Mon, Oct 25, 2010 - Page 12 News List

Experts call land amendment ineffective

SPECULATION:The change in the Equalization of Land Rights Act is meant to increase land taxes to stop large developers from hoarding land that they think is undervalued

By Ted Yang  /  Staff Reporter

The Ministry of the Interior’s recently passed amendment to the Equalization of Land Rights Act (平均地權條例) to normalize overly low land valuations won’t effectively solve the problem of land hoarding, experts said.

Once the amendment passes legislative reviews, publicly announced land values will be reassessed every year instead of every three years. Current land values could be flexibly adjusted upon the occurrence of short-term irregular fluctuations in property prices.

“Although it [the amendment] will improve the current situation, the publicly announced property valuation — a basis of land value tax — is still a far cry from actual market values,” said Chang Chin-oh (張金鶚), a land economics professor at National Chengchi University.

The amendment was made to address public concerns that property valuations were too low and didn’t reflect actual market values, resulting in property developers hoarding land to profit from housing price speculation.

On Friday last week, Hsiao Fuu-dao (蕭輔導), head of the ministry’s Department of Land Administration, said the proposed reevaluation of publicly announced land values on a yearly basis would gradually increase land value taxes for property owners, thereby reining in land arbitrage.

The flexible adjustment of the current land value is targeted at property investors or speculators, who will have to pay higher taxes for capital gains from rising land values, Hsiao said.

The current land value, which is announced once every year at present, is the basis for levying land value incremental tax.

“Big corporations are not too worried about it because the adjustments are too small for them,” Chang said, adding that it would be more effective to adjust the tax rate than the tax base. “The impact of the adjustments of the tax base on property speculation will be limited.”

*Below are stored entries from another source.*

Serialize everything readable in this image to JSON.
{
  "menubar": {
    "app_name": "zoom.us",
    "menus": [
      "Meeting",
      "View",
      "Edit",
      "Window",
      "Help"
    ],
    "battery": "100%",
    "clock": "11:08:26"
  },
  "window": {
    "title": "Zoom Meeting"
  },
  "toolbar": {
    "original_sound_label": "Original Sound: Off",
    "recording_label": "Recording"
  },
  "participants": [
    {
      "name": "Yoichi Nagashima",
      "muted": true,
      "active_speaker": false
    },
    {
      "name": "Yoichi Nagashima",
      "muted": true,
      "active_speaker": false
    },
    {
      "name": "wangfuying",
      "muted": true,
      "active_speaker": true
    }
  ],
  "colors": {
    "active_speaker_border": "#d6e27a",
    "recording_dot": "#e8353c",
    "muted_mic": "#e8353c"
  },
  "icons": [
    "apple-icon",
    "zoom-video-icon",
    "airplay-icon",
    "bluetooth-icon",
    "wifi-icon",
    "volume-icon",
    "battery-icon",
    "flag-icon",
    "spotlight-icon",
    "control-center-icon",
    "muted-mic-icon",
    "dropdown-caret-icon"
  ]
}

At present, local land value assessment committees, consisting of experts, academics and regional representatives, meet once every three years to assess property valuations. However, oftentimes the land value remains unchanged after assessments because of public pressure.

Chang said that even if the frequency of meetings were increased, the problem would still exist.

“The land value should be decided based on market values rather than human behavior,” he said.

HB Housing (住商不動產) spokeswoman Jessica Hsu (徐佳馨) agreed, saying that local governments would not likely raise the land value too much because it could hurt regular home owners.

“But in the long run, the land value tax should reflect actual market prices if the government wishes to increase tax burdens on property owners to prevent land hoarding,” she said by telephone.